Ambio Black

Ambio Black

Wednesday, November 17, 2010

New safety culture diagnostic tool

from SafetyAtWorkBlog by jonesk99@gmail.com (Kevin Jones)

Scandinavia has been the region of choice for many OHS and industrial relations reforms but now something has come from the other side of the world, New Zealand, which should excite OHS professionals.

The Department of Labour (DoL) has released a “self-help diagnostic tool” to identify safety culture. The DoL Workplace Services Group Manager, Maarten Quivooy, says

“One of the best ways to improve a safety culture is to start measuring it. This tool gives businesses the guidance they need to understand what’s working well and where there is room for improvement…

“It can be used by any industry or business that is motivated to improve its health and safety performance. Ultimately it will help a business make a start diagnosing its culture and, most importantly, planning for change. Building a better safety culture builds a better business.”

The basis of the tool is a short survey which includes 24 simple questions that will generate important discussions individually but could provide a fairly decent indication of a company’s safety culture if the workplace honestly completes it. One early indication of a safety culture is likely to come from the willingness of workers to even participate in the survey.

But this program is not just a “fill and fling” process. DoL provides a very good introduction to coaching which could be a marvellous primer to OHS professionals who have come from an engineering background and are more comfortable with interlocks and cogs than human interaction, but also to those confused paymasters in smaller companies who have had safety “dumped” on them.
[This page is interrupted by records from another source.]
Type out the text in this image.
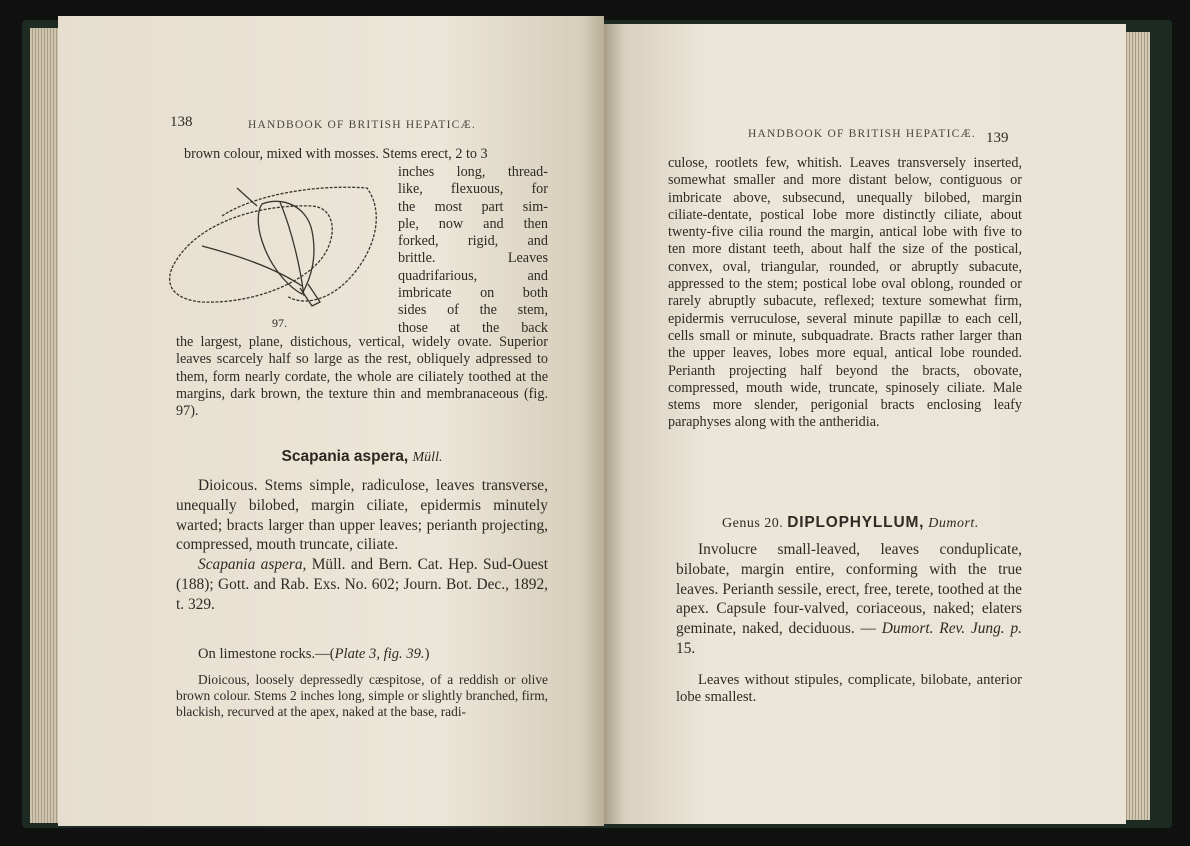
138	HANDBOOK OF BRITISH HEPATICÆ.
brown colour, mixed with mosses. Stems erect, 2 to 3
97.

inches long, thread-

like, flexuous, for

the most part sim-

ple, now and then

forked, rigid, and

brittle. Leaves

quadrifarious, and

imbricate on both

sides of the stem,

those at the back

the largest, plane, distichous, vertical, widely ovate. Superior leaves scarcely half so large as the rest, obliquely adpressed to them, form nearly cordate, the whole are ciliately toothed at the margins, dark brown, the texture thin and membranaceous (fig. 97).
Scapania aspera, Müll.

Dioicous. Stems simple, radiculose, leaves transverse, unequally bilobed, margin ciliate, epidermis minutely warted; bracts larger than upper leaves; perianth projecting, compressed, mouth truncate, ciliate.

Scapania aspera, Müll. and Bern. Cat. Hep. Sud-Ouest (188); Gott. and Rab. Exs. No. 602; Journ. Bot. Dec., 1892, t. 329.

On limestone rocks.—(Plate 3, fig. 39.)

Dioicous, loosely depressedly cæspitose, of a reddish or olive brown colour. Stems 2 inches long, simple or slightly branched, firm, blackish, recurved at the apex, naked at the base, radi-

HANDBOOK OF BRITISH HEPATICÆ. 139
culose, rootlets few, whitish. Leaves transversely inserted, somewhat smaller and more distant below, contiguous or imbricate above, subsecund, unequally bilobed, margin ciliate-dentate, postical lobe more distinctly ciliate, about twenty-five cilia round the margin, antical lobe with five to ten more distant teeth, about half the size of the postical, convex, oval, triangular, rounded, or abruptly subacute, appressed to the stem; postical lobe oval oblong, rounded or rarely abruptly subacute, reflexed; texture somewhat firm, epidermis verruculose, several minute papillæ to each cell, cells small or minute, subquadrate. Bracts rather larger than the upper leaves, lobes more equal, antical lobe rounded. Perianth projecting half beyond the bracts, obovate, compressed, mouth wide, truncate, spinosely ciliate. Male stems more slender, perigonial bracts enclosing leafy paraphyses along with the antheridia.
Genus 20. DIPLOPHYLLUM, Dumort.

Involucre small-leaved, leaves conduplicate, bilobate, margin entire, conforming with the true leaves. Perianth sessile, erect, free, terete, toothed at the apex. Capsule four-valved, coriaceous, naked; elaters geminate, naked, deciduous. — Dumort. Rev. Jung. p. 15.

Leaves without stipules, complicate, bilobate, anterior lobe smallest.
Any work on safety culture must be undertaken when a workplace is ready for it. Introducing a safety culture survey while workers continue to be injured or the company has a blasé attitude to OHS may anger the workforce by the survey being perceived as not addressing the more important issues of machine guarding or manual handling. (This has often also been the downfall of many Behaviour-Based Safety attempts)

The DoL User Guide includes a section on getting ready for the survey which clearly states the conditions needed for a receptive workforce:

“Improving safety culture is not an overnight process, nor a silver bullet to all your health and safety problems. It requires sustained commitment and action across a number of parts of your workplace.

How ready your workplace is relates to:

* the state of your health and safety systems
* the condition of your tools, plant and protective equipment
* how open the business is to making changes
* a workplace’s capacity to resource actions (i.e. time, people and money)

If these fundamentals need improvement, you are best to focus on these before tackling safety culture. That doesn’t mean your health and safety approach needs to be perfect before you can focus on your safety culture, but it is worth thinking about where the most pressing areas of improvement are from the outset.”

The NZ DoL should be applauded for helping companies who already know there is “something wrong” with their culture but do not know how to begin. This survey and guide is a terrific start.